The advisory I quoted above has been fixed, and is in the 1.07 release of Firefox. (this advisory affected only unix/Linux, so Windows users may not have/need a 1.07 update)
Last edited by 36818 on 21 Sep 2005 - 11:21
STV
STV
You say all the negative comments about IE are posted here?
Name one good thing about IE.
That I like it over Firefox.
I renders almost every page on the internet as the web programmer intended. Don't start in about web standards. The vast majority of web surfers only care that the page they want to view is seen and functional.
hahahaahahaahahaahahaahahahahahahahahaahah ahahahaahahaahahaaha. oh my god, you should get a job as a comedian.
Why, did I say something funny? I know what has to be done to get a site to view right, but I also know some programmers who use tools that only view best with IE. I use FF and when I tried to view our company website it was misaligned and not the right size. If an AVERAGE user (not those of us who know better) were to view that in FF, they would blame the browser or say "but it looks right here." A lot of sites have improved and view better with FF (or the Gecko engine) so this issue is reducing, however, I don't see MS allowing FF users to access Microsoft Updates any time soon.
I could care less about security reports and flaws in browsers....Honestly all this is getting boring. I just call it getting pubilcity.

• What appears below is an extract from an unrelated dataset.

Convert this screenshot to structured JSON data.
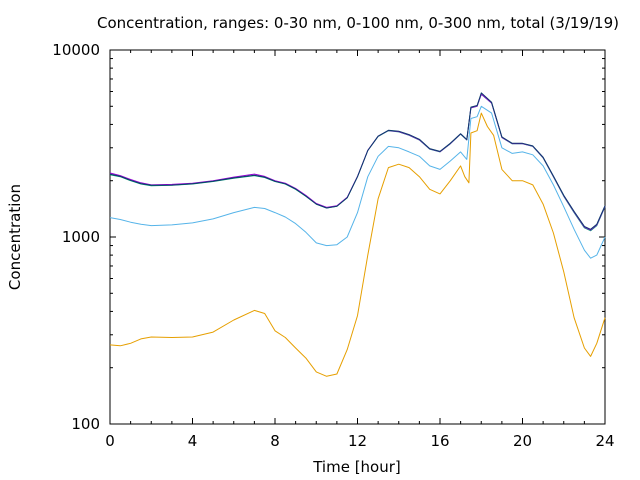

I wish there was a report that shows users that accually have been affected and these flaws have been used on.....
I personally (not even myself) dont know anyone that was been affected by these flaws.
STV
It is amazing how all of a sudden a high number of bug discoveries meant progress, when just a short time ago it meant buggy software. Interesting...
wasn't mozilla touting the fact that they had less bugs just amont or two ago? It is funny that some how the current circumstances have changed their position.
How sad... LOL @ Mozilla
STV
Look over the advisories with this in mind, and the data will show that IE has been left high and dry by Microsoft for some time (and that has only recently begun to change).
STV
Just look at the data yourself, using a reasonable method of determining what is better. Because counting all reported bugs equally, regardless if they are severe or how long they are left unfixed is just a plain stupid method.
So, yes they do have less bugs (and that's just the security related numbers). Surely you're capable of reading actual stats?
The Secunia study isn't invalid. It just looks at the most recent 6 months (well, first half of 2005, anyhow). It is an attempt to see a trend developing (which may or may not be sustained, or be an anomoly).